Tuttavia, se il problema dell’invasione cinese è in parte solo rimandato, ci si chiede anche se il fenomeno commerciale dell’Impero di mezzo sia sostenibile nel lungo periodo. Per Euler Hermes, che di recente ha effettuato sull’argomento uno studio, il tessile-abbigliamento cinese ha sicuramente i suoi atout (a cominciare da un costo della mano d’opera nelle zone interne di 0,48 dollari all’ora), ma anche una serie di fragilità, in particolare rappresentate da livelli di profittabilità ridotti all’osso se non addirittura negativi, uniti al fatto che quasi la metà del settore è riconducibile in un modo o nell’altro allo Stato.

In quanto alle esportazioni italiane, la discreta performance si deve alle vendite extra-Ue, soprattutto grazie alla ripresa degli acquisti negli Usa (in buona parte a loro volta attribuibili al rafforzamento del dollaro), mentre hanno denunciato il segno meno i due principali mercati di sbocco del made in Italy, la Germania e la Francia, caratterizzate da consumi in flessione o ad ogni modo fiacchi.
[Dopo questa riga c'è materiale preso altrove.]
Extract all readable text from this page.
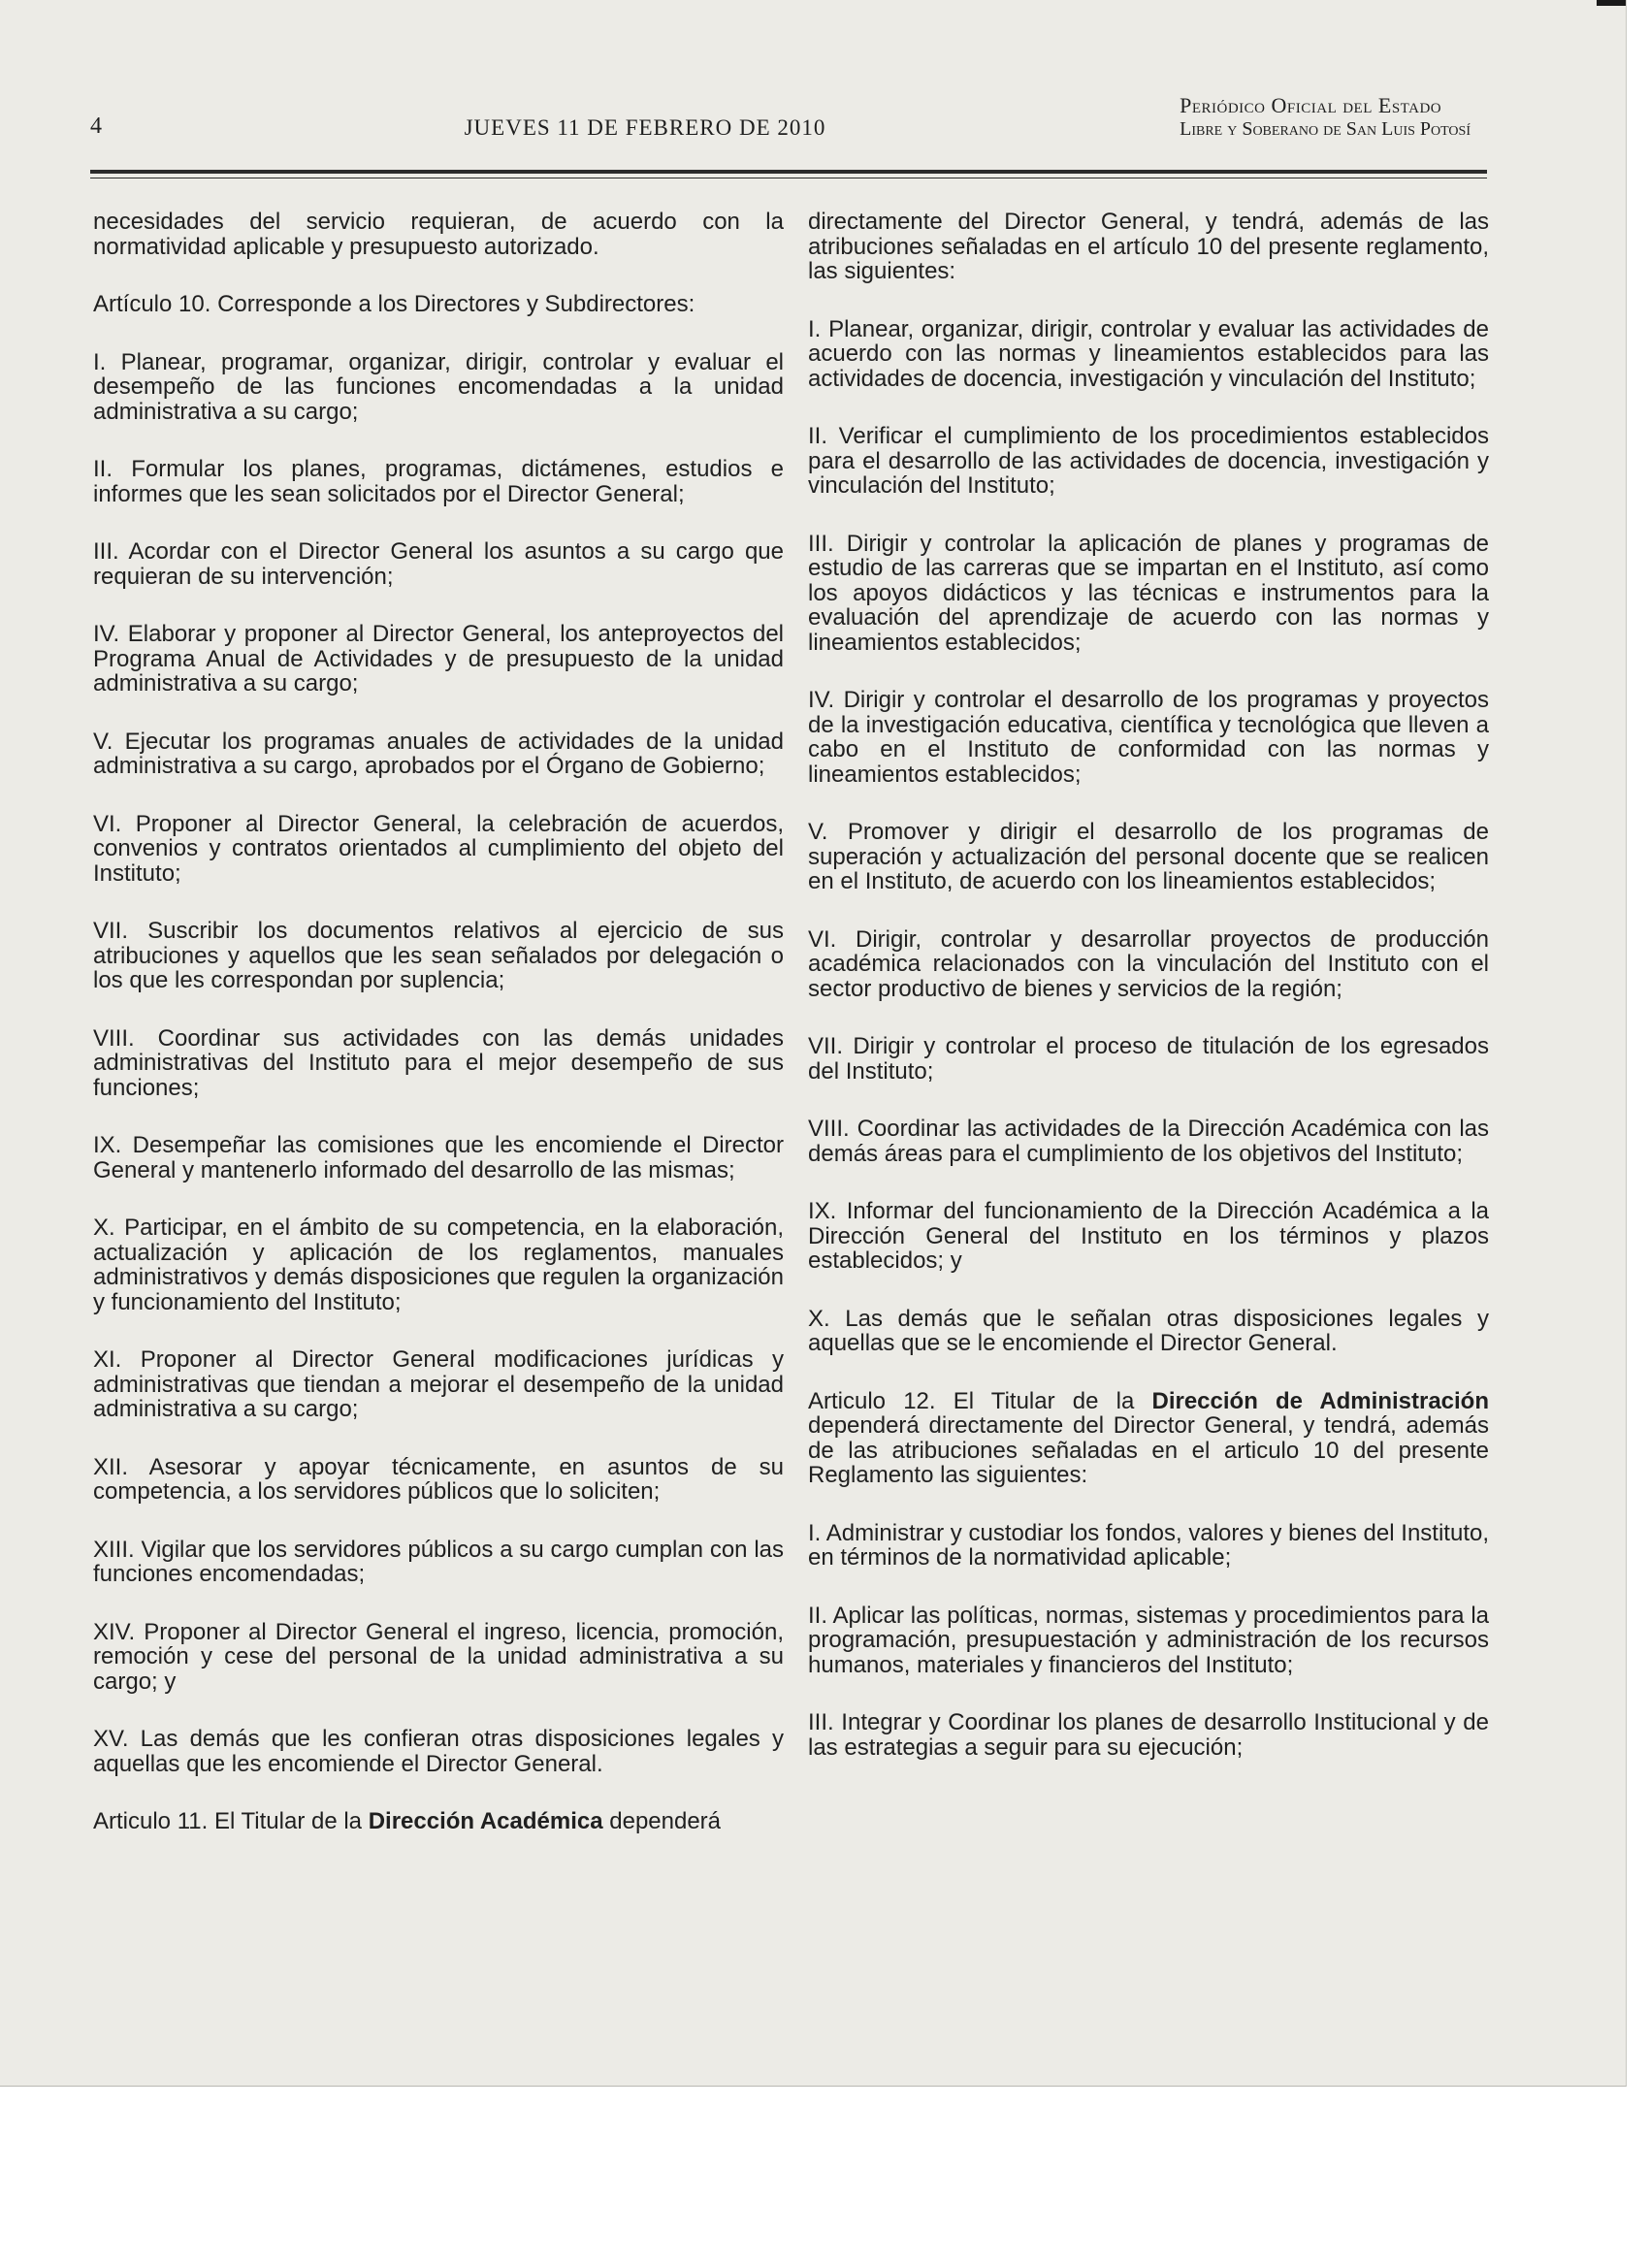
4	JUEVES 11 DE FEBRERO DE 2010
Periódico Oficial del Estado
Libre y Soberano de San Luis Potosí

necesidades del servicio requieran, de acuerdo con la normatividad aplicable y presupuesto autorizado.

Artículo 10. Corresponde a los Directores y Subdirectores:

I. Planear, programar, organizar, dirigir, controlar y evaluar el desempeño de las funciones encomendadas a la unidad administrativa a su cargo;

II. Formular los planes, programas, dictámenes, estudios e informes que les sean solicitados por el Director General;

III. Acordar con el Director General los asuntos a su cargo que requieran de su intervención;

IV. Elaborar y proponer al Director General, los anteproyectos del Programa Anual de Actividades y de presupuesto de la unidad administrativa a su cargo;

V. Ejecutar los programas anuales de actividades de la unidad administrativa a su cargo, aprobados por el Órgano de Gobierno;

VI. Proponer al Director General, la celebración de acuerdos, convenios y contratos orientados al cumplimiento del objeto del Instituto;

VII. Suscribir los documentos relativos al ejercicio de sus atribuciones y aquellos que les sean señalados por delegación o los que les correspondan por suplencia;

VIII. Coordinar sus actividades con las demás unidades administrativas del Instituto para el mejor desempeño de sus funciones;

IX. Desempeñar las comisiones que les encomiende el Director General y mantenerlo informado del desarrollo de las mismas;

X. Participar, en el ámbito de su competencia, en la elaboración, actualización y aplicación de los reglamentos, manuales administrativos y demás disposiciones que regulen la organización y funcionamiento del Instituto;

XI. Proponer al Director General modificaciones jurídicas y administrativas que tiendan a mejorar el desempeño de la unidad administrativa a su cargo;

XII. Asesorar y apoyar técnicamente, en asuntos de su competencia, a los servidores públicos que lo soliciten;

XIII. Vigilar que los servidores públicos a su cargo cumplan con las funciones encomendadas;

XIV. Proponer al Director General el ingreso, licencia, promoción, remoción y cese del personal de la unidad administrativa a su cargo; y

XV. Las demás que les confieran otras disposiciones legales y aquellas que les encomiende el Director General.

Articulo 11. El Titular de la Dirección Académica dependerá

directamente del Director General, y tendrá, además de las atribuciones señaladas en el artículo 10 del presente reglamento, las siguientes:

I. Planear, organizar, dirigir, controlar y evaluar las actividades de acuerdo con las normas y lineamientos establecidos para las actividades de docencia, investigación y vinculación del Instituto;

II. Verificar el cumplimiento de los procedimientos establecidos para el desarrollo de las actividades de docencia, investigación y vinculación del Instituto;

III. Dirigir y controlar la aplicación de planes y programas de estudio de las carreras que se impartan en el Instituto, así como los apoyos didácticos y las técnicas e instrumentos para la evaluación del aprendizaje de acuerdo con las normas y lineamientos establecidos;

IV. Dirigir y controlar el desarrollo de los programas y proyectos de la investigación educativa, científica y tecnológica que lleven a cabo en el Instituto de conformidad con las normas y lineamientos establecidos;

V. Promover y dirigir el desarrollo de los programas de superación y actualización del personal docente que se realicen en el Instituto, de acuerdo con los lineamientos establecidos;

VI. Dirigir, controlar y desarrollar proyectos de producción académica relacionados con la vinculación del Instituto con el sector productivo de bienes y servicios de la región;

VII. Dirigir y controlar el proceso de titulación de los egresados del Instituto;

VIII. Coordinar las actividades de la Dirección Académica con las demás áreas para el cumplimiento de los objetivos del Instituto;

IX. Informar del funcionamiento de la Dirección Académica a la Dirección General del Instituto en los términos y plazos establecidos; y

X. Las demás que le señalan otras disposiciones legales y aquellas que se le encomiende el Director General.

Articulo 12. El Titular de la Dirección de Administración dependerá directamente del Director General, y tendrá, además de las atribuciones señaladas en el articulo 10 del presente Reglamento las siguientes:

I. Administrar y custodiar los fondos, valores y bienes del Instituto, en términos de la normatividad aplicable;

II. Aplicar las políticas, normas, sistemas y procedimientos para la programación, presupuestación y administración de los recursos humanos, materiales y financieros del Instituto;

III. Integrar y Coordinar los planes de desarrollo Institucional y de las estrategias a seguir para su ejecución;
Altri risultati degni di attenzione sono stati gli incrementi a doppia cifra del Giappone, della Russia e di Hong-Kong.

Venendo infine alle prospettive per il 2006, in un contesto comunque di tensioni e di perduranti difficoltà, Smi esprime per le produzioni nazionali una valutazione di cauto ottimismo. Che è dovuta, in primo luogo al possibile riavvio dei consumi sia in Italia che nel resto della core Europe, e secondariamente alla crescente domanda (ben predisposta nei confronti del made in Italy) proveniente dagli Usa, dalla Russia e dall’Asia emergente.